Results: All 242 caesarian delivered mothers received multiple doses of prophylactic antibiotics. Mode for pre-caesarian prophylactic antibiotics administration time was 60 minutes. The second doses were administered post-caesarian and had mode administration time of 120 minutes. Two hundred seventeen (89.67%) out of 242 participants were co-administered Ceftriaxone and intravenous Metronidazole. Median duration on Ceftriaxone and intravenous Metronidazole was 72 and 24 hours respectively.

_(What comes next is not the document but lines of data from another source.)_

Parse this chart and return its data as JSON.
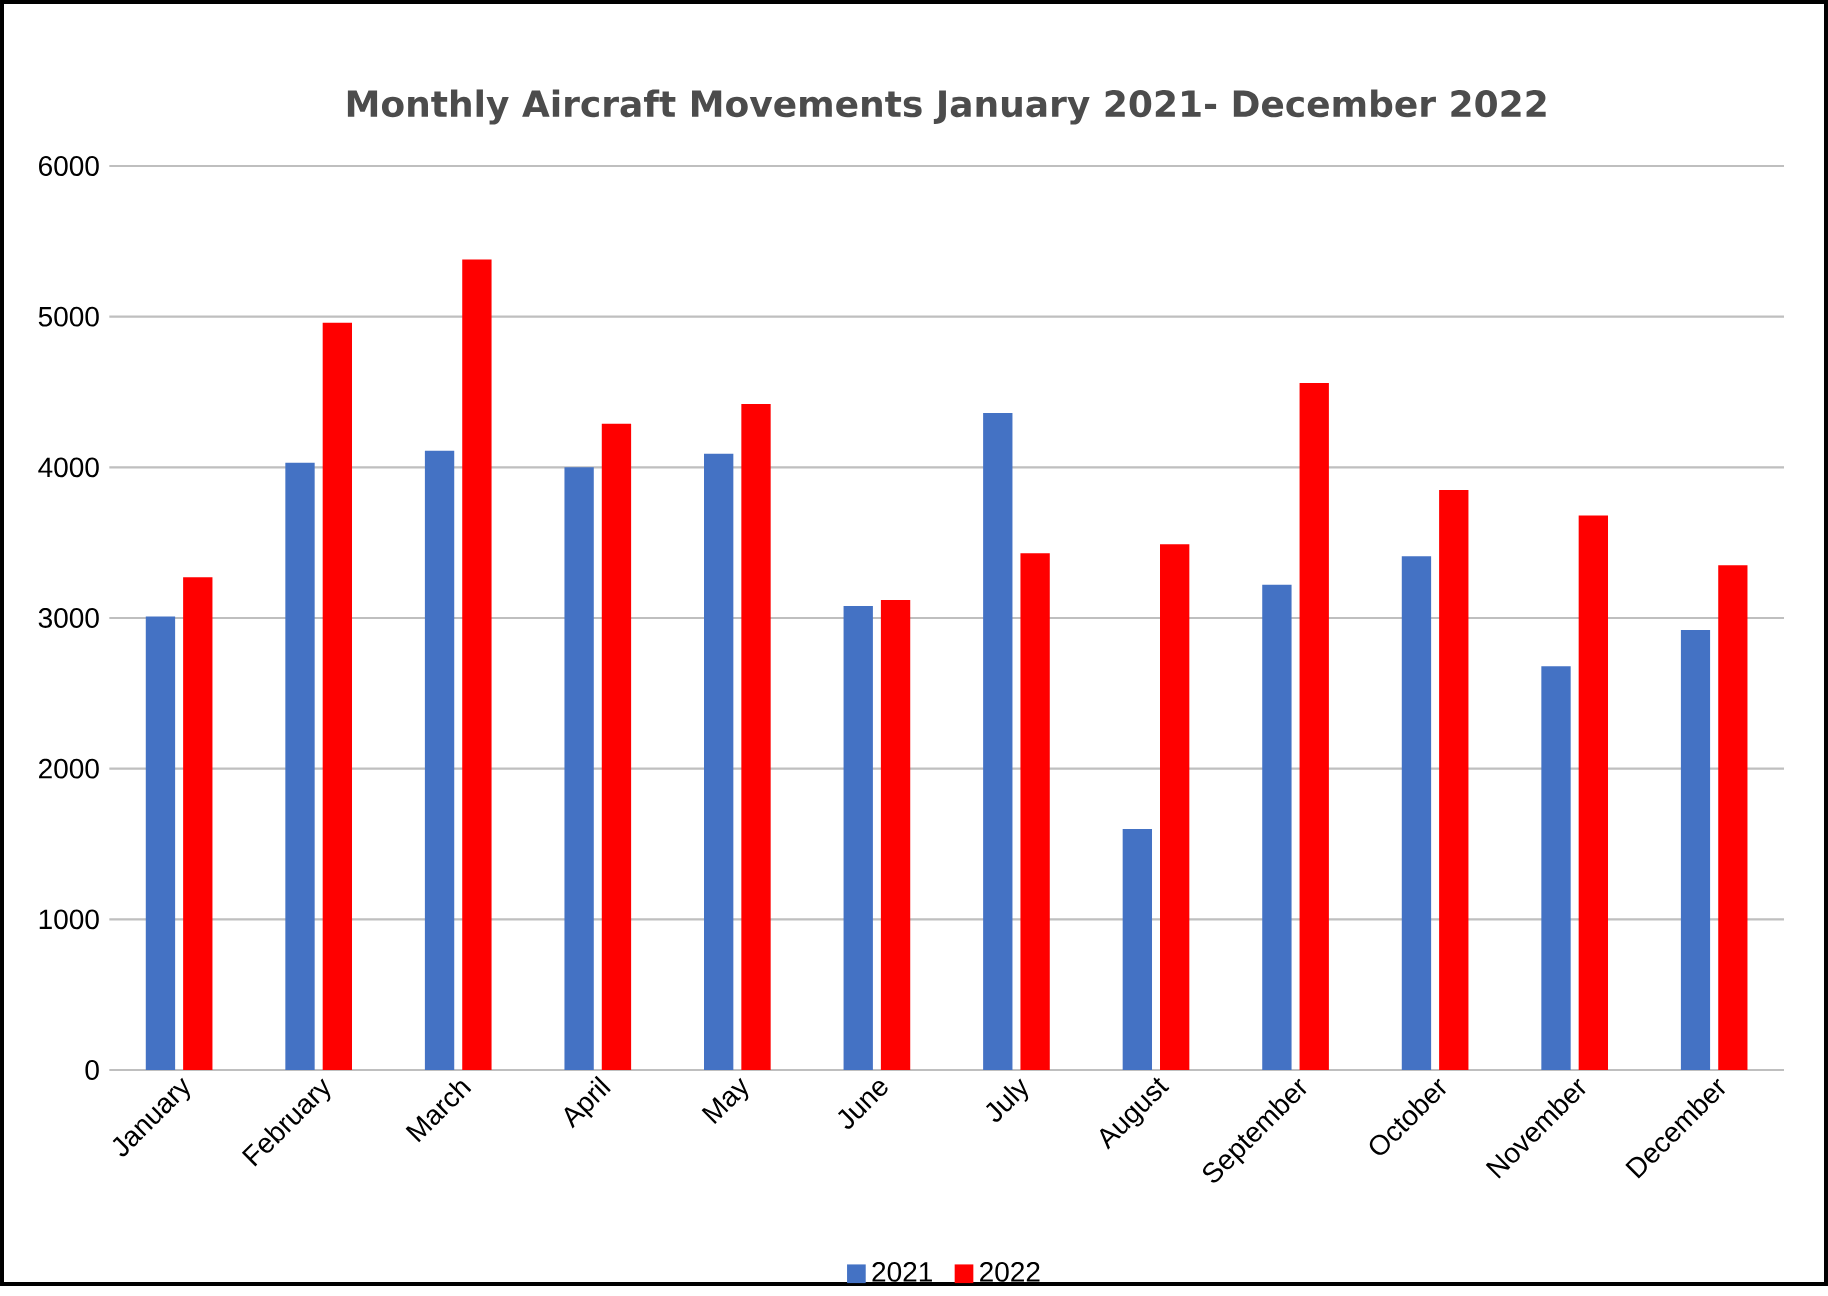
{
  "chart_data": {
    "type": "bar",
    "title": "Monthly Aircraft Movements  January 2021- December 2022",
    "categories": [
      "January",
      "February",
      "March",
      "April",
      "May",
      "June",
      "July",
      "August",
      "September",
      "October",
      "November",
      "December"
    ],
    "series": [
      {
        "name": "2021",
        "color": "#4472c4",
        "values": [
          3010,
          4030,
          4110,
          4000,
          4090,
          3080,
          4360,
          1600,
          3220,
          3410,
          2680,
          2920
        ]
      },
      {
        "name": "2022",
        "color": "#ff0000",
        "values": [
          3270,
          4960,
          5380,
          4290,
          4420,
          3120,
          3430,
          3490,
          4560,
          3850,
          3680,
          3350
        ]
      }
    ],
    "ylim": [
      0,
      6000
    ],
    "yticks": [
      0,
      1000,
      2000,
      3000,
      4000,
      5000,
      6000
    ],
    "grid": "y",
    "legend": "bottom"
  }
}
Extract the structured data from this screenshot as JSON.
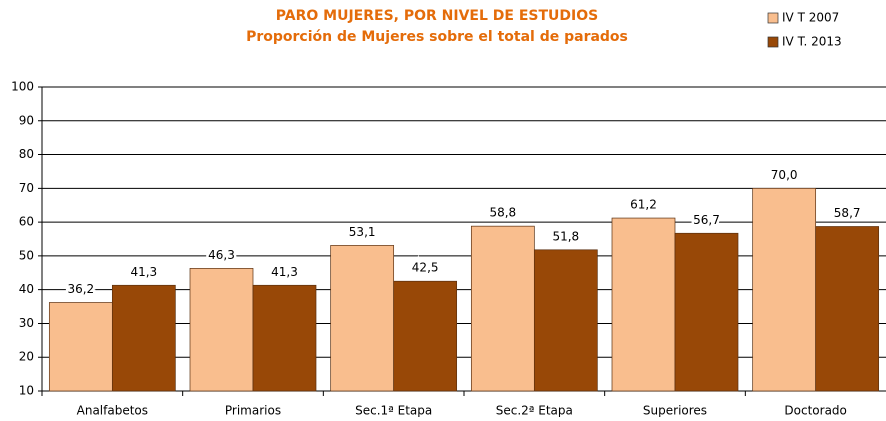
{
  "chart_data": {
    "type": "bar",
    "title": "PARO MUJERES, POR NIVEL DE ESTUDIOS",
    "subtitle": "Proporción de Mujeres sobre el total de parados",
    "categories": [
      "Analfabetos",
      "Primarios",
      "Sec.1ª Etapa",
      "Sec.2ª Etapa",
      "Superiores",
      "Doctorado"
    ],
    "series": [
      {
        "name": "IV T 2007",
        "color": "#f9be8e",
        "values": [
          36.2,
          46.3,
          53.1,
          58.8,
          61.2,
          70.0
        ],
        "value_labels": [
          "36,2",
          "46,3",
          "53,1",
          "58,8",
          "61,2",
          "70,0"
        ]
      },
      {
        "name": "IV T. 2013",
        "color": "#984807",
        "values": [
          41.3,
          41.3,
          42.5,
          51.8,
          56.7,
          58.7
        ],
        "value_labels": [
          "41,3",
          "41,3",
          "42,5",
          "51,8",
          "56,7",
          "58,7"
        ]
      }
    ],
    "ylim": [
      10,
      100
    ],
    "yticks": [
      10,
      20,
      30,
      40,
      50,
      60,
      70,
      80,
      90,
      100
    ],
    "grid": true,
    "legend": "top-right"
  }
}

Hundred and nine (45%) women were prescribed an extension of five days course of oral antibiotics. Mean length of hospital stay was 4.19 ± 0.17 days. Eleven (4.55%) wound complications as dehiscence ± fever were recorded. Mean length of hospital stay was not influenced by BMI (p = 0.71), type of caesarian section (p = 0.26) and a type of incision (p = 0.17), pre-caesarian prophylactic antibiotics administration time (p = 0.55), duration on post-caesarian Ceftriaxone (p = 0.42) and on intravenous Metronidazole (p = 0.30) as well as the type of post-caesarian oral antibiotics (p = 0.77). Type of antibiotics (p = 0.001), first dose post-caesarian prophylactic antibiotic administration time (p = 0.01) and post-caesarian Hb levels (p = 0.04) had statistical significance on mean length of hospital stay. Caesarian wound complications were not influenced by BMI (p = 0.678), type of caesarian (p = 0.514) or incision (p = 0.511), pre- (p = 0.10) and post- (p = 0.61) caesarian antibiotics administration time. Type of pre-operative antibiotic prophylaxis (p = 0.0001) and post-caesarian Hb levels (p = 0.013) had statistical significant effects on wound complications.

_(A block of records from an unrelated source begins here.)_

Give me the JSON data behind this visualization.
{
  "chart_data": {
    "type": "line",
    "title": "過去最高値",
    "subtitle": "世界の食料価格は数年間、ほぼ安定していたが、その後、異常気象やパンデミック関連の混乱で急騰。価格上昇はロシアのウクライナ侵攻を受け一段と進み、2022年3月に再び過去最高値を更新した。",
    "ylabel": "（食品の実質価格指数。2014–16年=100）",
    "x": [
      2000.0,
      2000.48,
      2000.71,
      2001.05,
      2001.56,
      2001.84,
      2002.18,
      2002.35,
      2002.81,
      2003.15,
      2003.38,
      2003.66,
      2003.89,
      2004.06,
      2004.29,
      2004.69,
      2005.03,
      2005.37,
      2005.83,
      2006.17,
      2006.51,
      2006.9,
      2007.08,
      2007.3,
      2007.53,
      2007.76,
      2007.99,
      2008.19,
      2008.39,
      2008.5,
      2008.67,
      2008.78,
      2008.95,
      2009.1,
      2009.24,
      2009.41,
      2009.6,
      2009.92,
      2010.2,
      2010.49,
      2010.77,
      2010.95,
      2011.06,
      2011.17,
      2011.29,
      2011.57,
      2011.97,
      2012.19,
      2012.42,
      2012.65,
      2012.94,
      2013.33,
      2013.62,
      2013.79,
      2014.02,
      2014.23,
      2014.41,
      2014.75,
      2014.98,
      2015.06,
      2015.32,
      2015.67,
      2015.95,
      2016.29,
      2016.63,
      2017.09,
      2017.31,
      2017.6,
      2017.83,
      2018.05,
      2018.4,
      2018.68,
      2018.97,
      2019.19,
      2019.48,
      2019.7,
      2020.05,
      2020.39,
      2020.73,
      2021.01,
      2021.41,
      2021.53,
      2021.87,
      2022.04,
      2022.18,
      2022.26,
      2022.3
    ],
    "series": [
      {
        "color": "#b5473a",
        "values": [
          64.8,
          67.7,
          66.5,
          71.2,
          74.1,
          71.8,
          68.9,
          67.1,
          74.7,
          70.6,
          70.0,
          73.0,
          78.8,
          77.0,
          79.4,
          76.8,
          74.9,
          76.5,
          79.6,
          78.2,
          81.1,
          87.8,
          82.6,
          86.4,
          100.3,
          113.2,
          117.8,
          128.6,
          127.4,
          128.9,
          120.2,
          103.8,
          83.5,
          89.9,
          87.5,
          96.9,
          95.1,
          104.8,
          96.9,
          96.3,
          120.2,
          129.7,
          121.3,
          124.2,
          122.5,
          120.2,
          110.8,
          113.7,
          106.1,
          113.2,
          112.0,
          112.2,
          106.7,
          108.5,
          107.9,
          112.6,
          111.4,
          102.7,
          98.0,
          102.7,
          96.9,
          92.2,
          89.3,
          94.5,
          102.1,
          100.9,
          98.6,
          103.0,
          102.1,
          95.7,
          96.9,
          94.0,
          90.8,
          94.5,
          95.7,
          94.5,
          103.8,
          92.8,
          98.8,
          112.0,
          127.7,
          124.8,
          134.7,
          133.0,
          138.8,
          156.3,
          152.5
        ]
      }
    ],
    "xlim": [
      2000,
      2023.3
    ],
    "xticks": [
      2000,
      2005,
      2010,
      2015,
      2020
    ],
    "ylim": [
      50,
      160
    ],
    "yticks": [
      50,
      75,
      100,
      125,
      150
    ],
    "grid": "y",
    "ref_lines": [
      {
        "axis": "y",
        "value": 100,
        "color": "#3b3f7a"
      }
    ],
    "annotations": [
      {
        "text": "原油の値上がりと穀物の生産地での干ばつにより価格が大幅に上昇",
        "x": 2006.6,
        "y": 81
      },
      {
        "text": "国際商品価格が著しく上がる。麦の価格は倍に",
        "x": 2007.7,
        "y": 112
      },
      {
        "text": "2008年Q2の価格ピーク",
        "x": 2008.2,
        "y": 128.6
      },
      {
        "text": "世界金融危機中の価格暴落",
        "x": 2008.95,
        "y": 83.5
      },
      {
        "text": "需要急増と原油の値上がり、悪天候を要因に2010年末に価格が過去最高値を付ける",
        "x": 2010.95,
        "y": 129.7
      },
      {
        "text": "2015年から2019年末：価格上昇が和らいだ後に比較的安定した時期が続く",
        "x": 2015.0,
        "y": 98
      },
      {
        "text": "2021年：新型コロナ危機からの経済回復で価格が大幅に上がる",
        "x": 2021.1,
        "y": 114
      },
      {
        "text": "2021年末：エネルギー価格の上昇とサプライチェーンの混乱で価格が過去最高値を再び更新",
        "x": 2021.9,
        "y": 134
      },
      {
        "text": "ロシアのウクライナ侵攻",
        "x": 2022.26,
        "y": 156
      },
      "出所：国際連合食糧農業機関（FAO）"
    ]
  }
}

Conclusion: Mean length of hospital stay and caesarian wound complications were significantly influenced by type of prophylactic antibiotics used as well as post-caesarian Hb concentration. Pre-caesarian section antibiotic prophylaxis administration time had no influence on mean length of hospital stays. Administration of the second dose (first dose post-caesarian) within 120 minutes after caesarian section influenced the mean length of hospital stays. The combinations of one to two doses of 1g strength Ceftriaxone injection and one dose of 500mg intravenous Metronidazole resulted into shortened mean length of hospital stay, and significant reduction of caesarian wounds complications than either of the drug alone. A combination of Ceftriaxone injection with intravenous Metronidazole should be used as prophylactic antibiotics of choice in areas with limited diagnostic and patients monitoring facilities.